RFRegression_results = pd.DataFrame({'n_estimators':n_estimators,'RMSE':RMSE, 'MAE': mae, 'r2score':r2score})

print(RFRegression_results.round(3))

fig, ax1 = plt.subplots()
ax1.plot(RFRegression_results['n_estimators'], RFRegression_results['r2score'], 'b--')
ax1.set_xlabel('max_depth')
ax1.set_ylabel('r2score')
ax1.legend(['r2score'], loc ="upper right")
ax2 = ax1.twinx()
ax2.plot(RFRegression_results['n_estimators'], RFRegression_results['MAE'], 'r--')
ax2.set_ylabel('MAE')
ax2.legend(['MAE'],loc ="upper center") 
plt.show()

The best fitting model in this case has an r2score of 0.877 and MAE of 71879.346 with n_estimators = 40.

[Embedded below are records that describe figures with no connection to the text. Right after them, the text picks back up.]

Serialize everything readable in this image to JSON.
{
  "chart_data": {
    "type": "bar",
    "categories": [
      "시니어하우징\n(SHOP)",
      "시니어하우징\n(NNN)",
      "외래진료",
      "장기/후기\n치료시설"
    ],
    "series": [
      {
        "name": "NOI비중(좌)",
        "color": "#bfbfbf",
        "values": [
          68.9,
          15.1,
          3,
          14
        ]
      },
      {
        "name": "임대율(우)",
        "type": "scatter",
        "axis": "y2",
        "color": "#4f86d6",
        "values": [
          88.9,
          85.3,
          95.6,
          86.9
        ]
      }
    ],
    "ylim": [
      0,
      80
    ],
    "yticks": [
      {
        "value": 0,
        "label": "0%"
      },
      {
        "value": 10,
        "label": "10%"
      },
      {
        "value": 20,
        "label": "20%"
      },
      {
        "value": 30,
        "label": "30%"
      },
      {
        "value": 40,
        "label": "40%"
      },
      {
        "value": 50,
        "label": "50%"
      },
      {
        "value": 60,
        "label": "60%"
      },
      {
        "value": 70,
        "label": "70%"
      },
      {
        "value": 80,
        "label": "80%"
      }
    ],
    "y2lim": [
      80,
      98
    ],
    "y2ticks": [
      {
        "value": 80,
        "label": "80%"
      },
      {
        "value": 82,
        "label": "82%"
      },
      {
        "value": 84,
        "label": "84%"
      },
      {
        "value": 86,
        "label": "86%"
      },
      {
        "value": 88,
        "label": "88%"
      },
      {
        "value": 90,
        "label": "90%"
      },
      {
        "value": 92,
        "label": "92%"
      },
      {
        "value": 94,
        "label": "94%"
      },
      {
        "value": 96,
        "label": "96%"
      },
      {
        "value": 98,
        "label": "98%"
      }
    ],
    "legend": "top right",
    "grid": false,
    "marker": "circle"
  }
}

### True Value vs. Predicted value for the best fitting Random Forest Regression model

In [None]:
sns.regplot(x=y_test, y= RandomForestRegressor(n_estimators = 50, random_state = 0).fit(X_train, y_train).predict(X_test))
plt.xlabel('True Values [Price]')
plt.ylabel('Predictions [Price]')

## Comparing the different regressor models

In [None]:
reg1 = LinearRegression()
reg2 = DecisionTreeRegressor(max_depth = 10,  random_state = 100)
reg3 = RandomForestRegressor(n_estimators = 40, random_state = 100)

reg1.fit(X_train, y_train)
reg2.fit(X_train, y_train)
reg3.fit(X_train, y_train)

pred1 = reg1.predict(X_test[:20])
pred2 = reg2.predict(X_test[:20])
pred3 = reg3.predict(X_test[:20])


plt.figure(figsize=(20,5))
plt.plot(pred1, 'gd', label='LinearRegression')
plt.plot(pred2, 'b^', label='DecisionTreeRegressor')
plt.plot(pred3, 'ys', label='RandomForestRegressor')
plt.plot(y_test[:20], 'ro', label = 'True value')

plt.tick_params(axis='x', which='both', bottom=False, top=False,
                labelbottom=False)
plt.ylabel('predicted')
plt.xlabel('training samples')
plt.legend(loc="best")
plt.title('Regressor predictions and true value of 20 samples')

plt.show()

The above graph shows the house price predictions with the different regressor models used and the actual price for the first 20 samples in the test dataset.

The highest r2score (0.877) is obtained with Random Forest Regression model.

## Conclusions
* Among the models studied in this work, Random Forest regression model gives highest accuracy in house price prediction.
* High valued houses are located between latitudes of 47.5˚ and 47.7˚ and longitudes of −122.0˚ and −122.4˚. This may be an ideal location to invest in King County. However, the investment decision should be based on one’s financial provisions and aspirations.
* The most sold out homes are either single or two storied houses with 3 or 4 bedrooms. Better view and having waterfront raises the value of the house. It would be good for a builder to keep these in mind while planning a new project.